OPINIÃO

Ter convencido o meu irmão de que eu estava possuída pelo demônio foi o melhor momento da minha vida

"Mas uns dois anos depois daquele dia, eu tinha 16 anos e o filme O Exorcista tinha acabado de estrear."

31/10/2017 19:35 -02 | Atualizado 31/10/2017 19:35 -02
HO Old / Reuters
"Estou com 58 anos hoje. Aquele foi o melhor momento da minha vida, até hoje."

Meu irmão Kent tem um ano e meio mais que eu. Temos o mesmo senso de humor, então demos muita risada juntos quando éramos pequenos, mas ele também gostava de me torturar! Ele se escondia de mim, depois reaparecia de repente e me pregava um susto enorme. Pelo que eu me lembro, ele aprontava comigo todos os dias, várias vezes por dia (provavelmente não era tanto assim na realidade), e a cada vez eu começava a chorar e saía correndo.

Naquele tempo as famílias tinham só uma televisão, e a gente ficava esperando a hora do nosso programa favorito toda semana. Eu já ficava esperando no sofá, porque "O Agente da U.N.C.L.E" ia começar e eu ia assistir. Meu irmão então entrava e trocava de canal, só porque ele podia.

Ele me dizia: "Ou eu te dou um soco ou você sai, mas de um jeito ou de outro você não vai ver seu programa".

Quando eu tinha 14 anos, estava lendo um gibi na cozinha quando meu irmão Kent e seu amigo Jimmy chegaram. Jimmy parou por um momento, ele e eu comentamos alguma coisa sobre o gibi e demos risada.

Quando eles estavam saindo da cozinha, Jimmy falou: "Sabe de uma coisa, Kent, sua irmã é bacana".

O meu irmão: "O quê???"

Jimmy: "Falando sério, ela é bacana". E aquela foi a última vez que meu irmão e eu brigamos. Até hoje, não brigamos mais.

A gente dá uma força um ao outro. Somos superamigos. Nossa relação é ótima.

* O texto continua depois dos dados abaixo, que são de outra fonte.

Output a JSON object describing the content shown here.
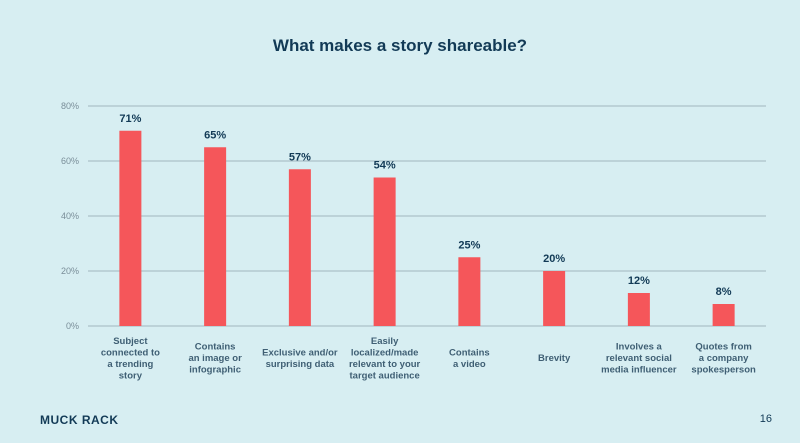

Mas uns dois anos depois daquele dia, eu tinha 16 anos e o filme O Exorcista tinha acabado de estrear. Eu havia lido o livro um ano antes. Uma noite eu estava em casa, me preparando para ir para a cama. Eu tinha um pijaminha – não sei se alguém ainda usa isso hoje em dia. Era um shortinho com um baby-doll por cima. Meu irmão entrou no meu quarto.

Ele me disse: "Juro por Deus que se você contar para alguém o que eu vou dizer, eu te mato".

Fiquei esperando.

Ele falou: "Hoje fomos assistir a 'O Exorcista'. Estou morrendo de medo. Não vou dormir no meu quarto. Vou dormir na sua outra cama.'

Naquele momento eu percebi que o meu momento tinha chegado.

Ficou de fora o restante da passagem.